Da ich es gerade mit zwei bewaffneten und rassistischen Schurken zu tun hatte, war ich sowieso schon ziemlich genervt. Warum sollte ich zusätzlich noch den Anblick eines Clowns mit rußgeschwärztem Gesicht ertragen müssen, der die Marketing­idee einer holländischen Fluglinie war? Das nächste Mal, wenn ich einen dieser schwarz angemalten, Glöckchenmützen tragenden Harlekin-Hurensöhne sehe, werde ich einen Baseballschläger nehmen und so lange auf ihn einschlagen, bis er lauter schreit als eine Babyrobbe, die von einem fetten Eskimo zu Tode geknüppelt wird!

So viel zum Thema aufgeklärtes Europa. Aber ich bin auch nicht nach Europa eingewandert, sondern nach Berlin. Ich verdanke mein Überleben der besonderen Beschaffenheit der Berliner Gesellschaft. Mit diesen Zeilen möchte ich also meine Dankbarkeit gegenüber Berlin und den Menschen hier ausdrücken, die im wahrsten Sinne des Wortes mein Leben gerettet haben:

1. Ich bin dankbar dafür, in Berlin und nicht in New York City zu leben.

2. Obwohl ich Mitte Fünfzig bin, bin ich dankbar für die Rückkehr meines knabenhaft guten Aussehens – jetzt, wo ich aufgehört habe, alkoholische Getränke zu trinken. Dies wäre ohne die Hilfe der Sozialarbeiter Berlins, die in mir nicht nur den (widerlichen) Amerikaner, sondern einen problembeladenen und hilfsbedürftigen Menschen sahen, nicht denkbar gewesen.

3. Ich bin dankbar dafür, nicht Amok gelaufen zu sein bei einem meiner vielen alkoholbedingten Blackouts. Ich hätte wohl einige Kehlen aufgeschlitzt und wäre im Knast geendet. Es hätte leicht passieren können. Glücklicherweise lernte ich die Vorteile der Geduld, der Toleranz und der Beherrschung durch meine Gastgeber kennen.

4. Ich bin dankbar dafür, nicht länger nervös zu werden im Umgang mit Europäern, die Rap hören und sich mit »Yo, whaddup, my Niggah?« grüßen. Und dafür, dass deutsche MCs endlich ihre eigenen musikalischen und erzählerischen Traditionen formen, anstatt die HipHop-Version vom Zwarten Pit zu vervielfachen.
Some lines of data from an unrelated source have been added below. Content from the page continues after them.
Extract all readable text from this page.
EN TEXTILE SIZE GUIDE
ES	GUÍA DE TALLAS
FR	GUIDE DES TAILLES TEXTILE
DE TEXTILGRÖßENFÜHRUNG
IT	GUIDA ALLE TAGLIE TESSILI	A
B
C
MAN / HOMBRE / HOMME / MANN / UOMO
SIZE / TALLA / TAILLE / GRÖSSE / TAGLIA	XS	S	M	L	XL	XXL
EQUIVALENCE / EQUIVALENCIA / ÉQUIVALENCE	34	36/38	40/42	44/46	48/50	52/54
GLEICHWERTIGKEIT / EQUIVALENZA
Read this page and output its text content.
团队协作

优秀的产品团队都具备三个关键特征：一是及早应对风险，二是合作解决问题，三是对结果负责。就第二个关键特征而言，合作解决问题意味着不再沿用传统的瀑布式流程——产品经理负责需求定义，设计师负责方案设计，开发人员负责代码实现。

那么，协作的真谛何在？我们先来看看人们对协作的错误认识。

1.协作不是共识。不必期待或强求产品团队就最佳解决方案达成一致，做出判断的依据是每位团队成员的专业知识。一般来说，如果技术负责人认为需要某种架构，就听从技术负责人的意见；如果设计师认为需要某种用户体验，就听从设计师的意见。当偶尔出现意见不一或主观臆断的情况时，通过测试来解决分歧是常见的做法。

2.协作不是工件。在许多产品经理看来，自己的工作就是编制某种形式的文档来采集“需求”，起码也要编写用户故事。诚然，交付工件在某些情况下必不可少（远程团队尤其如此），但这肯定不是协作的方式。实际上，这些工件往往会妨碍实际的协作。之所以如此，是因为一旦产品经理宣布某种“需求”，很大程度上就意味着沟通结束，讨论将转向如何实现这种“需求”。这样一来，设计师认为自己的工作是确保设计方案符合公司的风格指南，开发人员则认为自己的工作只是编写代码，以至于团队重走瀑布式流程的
5. Ich bin dankbar dafür, dass Berlin die skurrilen Mythen über Afro-Amerikaner verbannt hat – einmal mehr beweisend, dass Berlin eine multikulturelle Stadt ist, die nicht realisiert, dass sie multikulturell ist.

6. Ich bin dankbar für die Existenz von Grünkohl, und dafür, dass es möglich ist, Karalahana auf den türkischen Märkten zu kaufen.

7. Ich bin dankbar für die in Berlin lebenden musikalischen Exilanten. Sie haben die Stadt zu einem lebenden Museum der Weltpopmusikgeschichte gemacht.

8. Ich bin den beiden Frauen dankbar, die meinem nicht deutsch sprechenden Arsch geholfen haben, meinen Antrag auf Sozialhilfe auszufüllen.

9. Ich bin dankbar dafür, dass der Zwarte Pit den Rhein runtersegelt und nicht die Spree.

10. Ich bin dankbar dafür, in Berlin und nicht in New York City zu leben.

Darius James, 53, zog vor acht Jahren von New York City nach Berlin. Zuletzt erschienen die Textsammlung »Voodoo Stew« und die Weihnachtsgeschichte »Froggie Chocolates Christmas Eve« (Verbrecher Verlag).